The job seeker’s greatest fear is not having enough check boxes on the application or the most experience. Yet leaders tell me it’s not the person with the most experience that gets the job.
Some agencies do think in terms of check boxes. Does this person have the right education or the right number of years of experience? Hiring managers may feel they need the right check boxes to justify their hiring decision.
I hear the following as typical real reasons for successful hires:
- Personality fit
- Articulation of experience
- Articulation of their fit to the job
- Strategic thinking
- Story-telling of strengths and weaknesses
None of things show up on a résumé. I had a VP define personality fit. She was hiring a program director to manage of 8 people. She would ask about the candidate’s management style. Candidates might talk to their assertiveness and ability to get things done. In fact the résumé might say those things. But in this case, the program’s youngest member had over 20 years on the job, so the manager should not be an aggressive driver. The director needed to be someone in a more supportive and administrative role.

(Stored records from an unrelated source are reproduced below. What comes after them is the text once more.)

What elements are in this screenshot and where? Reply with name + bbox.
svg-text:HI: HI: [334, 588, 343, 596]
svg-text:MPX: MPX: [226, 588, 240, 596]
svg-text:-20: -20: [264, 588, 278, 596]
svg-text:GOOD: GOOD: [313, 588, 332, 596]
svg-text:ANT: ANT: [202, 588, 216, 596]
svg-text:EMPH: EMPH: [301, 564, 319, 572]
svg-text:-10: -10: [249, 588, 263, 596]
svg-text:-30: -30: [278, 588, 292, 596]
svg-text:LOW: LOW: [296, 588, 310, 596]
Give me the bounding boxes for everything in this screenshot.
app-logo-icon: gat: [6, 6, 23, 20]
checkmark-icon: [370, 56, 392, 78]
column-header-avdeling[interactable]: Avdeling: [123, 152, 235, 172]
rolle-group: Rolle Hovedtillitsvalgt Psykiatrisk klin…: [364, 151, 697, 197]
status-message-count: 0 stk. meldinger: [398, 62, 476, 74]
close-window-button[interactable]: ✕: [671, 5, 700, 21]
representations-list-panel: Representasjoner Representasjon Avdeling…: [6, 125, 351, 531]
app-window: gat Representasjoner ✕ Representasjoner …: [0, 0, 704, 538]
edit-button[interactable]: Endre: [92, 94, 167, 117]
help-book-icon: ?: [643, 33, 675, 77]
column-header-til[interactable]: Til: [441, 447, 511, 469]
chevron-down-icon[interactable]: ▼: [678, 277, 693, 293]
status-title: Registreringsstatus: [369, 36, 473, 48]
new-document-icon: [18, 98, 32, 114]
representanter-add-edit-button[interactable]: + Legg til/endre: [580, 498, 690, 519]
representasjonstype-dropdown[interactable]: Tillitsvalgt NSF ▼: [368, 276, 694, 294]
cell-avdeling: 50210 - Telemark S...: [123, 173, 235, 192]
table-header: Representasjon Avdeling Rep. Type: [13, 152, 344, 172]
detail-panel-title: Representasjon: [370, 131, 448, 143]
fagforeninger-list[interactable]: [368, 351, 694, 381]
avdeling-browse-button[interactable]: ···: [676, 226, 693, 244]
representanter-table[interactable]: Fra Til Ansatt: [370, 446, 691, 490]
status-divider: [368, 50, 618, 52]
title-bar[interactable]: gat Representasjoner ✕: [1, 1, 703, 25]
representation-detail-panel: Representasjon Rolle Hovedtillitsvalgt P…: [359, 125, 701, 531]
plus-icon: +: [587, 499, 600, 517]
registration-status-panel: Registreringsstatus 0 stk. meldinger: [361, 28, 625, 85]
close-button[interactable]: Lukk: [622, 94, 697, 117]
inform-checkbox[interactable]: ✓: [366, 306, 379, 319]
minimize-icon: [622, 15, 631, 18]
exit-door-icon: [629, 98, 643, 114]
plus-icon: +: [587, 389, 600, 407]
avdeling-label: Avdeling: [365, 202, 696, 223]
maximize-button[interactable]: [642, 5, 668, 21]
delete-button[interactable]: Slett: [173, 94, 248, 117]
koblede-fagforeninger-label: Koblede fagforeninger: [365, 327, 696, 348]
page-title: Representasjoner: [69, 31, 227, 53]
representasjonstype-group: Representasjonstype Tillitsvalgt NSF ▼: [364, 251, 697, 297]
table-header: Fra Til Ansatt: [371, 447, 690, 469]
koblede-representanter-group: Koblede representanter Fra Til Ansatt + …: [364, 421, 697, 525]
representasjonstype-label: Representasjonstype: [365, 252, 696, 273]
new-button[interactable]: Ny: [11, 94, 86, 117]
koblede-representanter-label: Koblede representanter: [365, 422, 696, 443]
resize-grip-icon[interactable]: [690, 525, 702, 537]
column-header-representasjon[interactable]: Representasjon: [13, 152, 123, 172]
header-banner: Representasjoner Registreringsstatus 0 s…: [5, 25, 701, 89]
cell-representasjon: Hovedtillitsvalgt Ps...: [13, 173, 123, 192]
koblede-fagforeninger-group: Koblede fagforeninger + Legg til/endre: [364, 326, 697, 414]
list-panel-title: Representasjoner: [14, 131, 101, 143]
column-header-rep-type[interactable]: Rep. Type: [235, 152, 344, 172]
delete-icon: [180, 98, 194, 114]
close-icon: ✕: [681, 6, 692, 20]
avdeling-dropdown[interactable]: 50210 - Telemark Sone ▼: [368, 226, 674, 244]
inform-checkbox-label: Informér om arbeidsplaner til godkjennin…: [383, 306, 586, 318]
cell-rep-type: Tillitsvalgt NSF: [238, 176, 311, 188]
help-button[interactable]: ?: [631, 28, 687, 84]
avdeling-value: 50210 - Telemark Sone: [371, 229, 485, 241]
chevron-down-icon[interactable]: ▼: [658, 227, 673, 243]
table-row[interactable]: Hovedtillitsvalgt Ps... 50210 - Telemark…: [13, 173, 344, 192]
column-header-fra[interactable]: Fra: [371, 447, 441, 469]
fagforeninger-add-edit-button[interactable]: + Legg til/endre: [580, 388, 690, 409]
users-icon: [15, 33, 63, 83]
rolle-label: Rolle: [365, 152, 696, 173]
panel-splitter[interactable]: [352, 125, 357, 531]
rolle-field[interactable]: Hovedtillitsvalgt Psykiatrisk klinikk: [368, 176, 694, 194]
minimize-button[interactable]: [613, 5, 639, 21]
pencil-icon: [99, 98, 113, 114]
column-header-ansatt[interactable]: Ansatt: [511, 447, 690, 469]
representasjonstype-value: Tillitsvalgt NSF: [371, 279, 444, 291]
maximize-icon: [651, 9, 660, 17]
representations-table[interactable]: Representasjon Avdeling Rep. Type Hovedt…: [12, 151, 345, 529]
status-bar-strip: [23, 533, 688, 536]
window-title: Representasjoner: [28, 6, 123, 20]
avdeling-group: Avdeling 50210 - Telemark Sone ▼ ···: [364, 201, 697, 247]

Agility and resourcefulness will never be listed on a résumé. What hiring manager wants a staff member who needs hand holding or is resistant to change?
The interview that explores “who the candidate is as a person” can also be used to confirm claims made on the résumé. That happens in a conversation, not a Q&A session. Behavioral interviewing questions are an effort to get past the check boxes. These questions might be too intimidating if you are hiring for an entry level position, yet they can be very telling for executive positions. The best answers come from candidates when they are part of a conversation. Those behavioral questions should be relevant to the position and traits actually needed for the job.
As important as the résumé, it is equally as important to know who your candidate is as a person. You are hiring a person, not a résumé.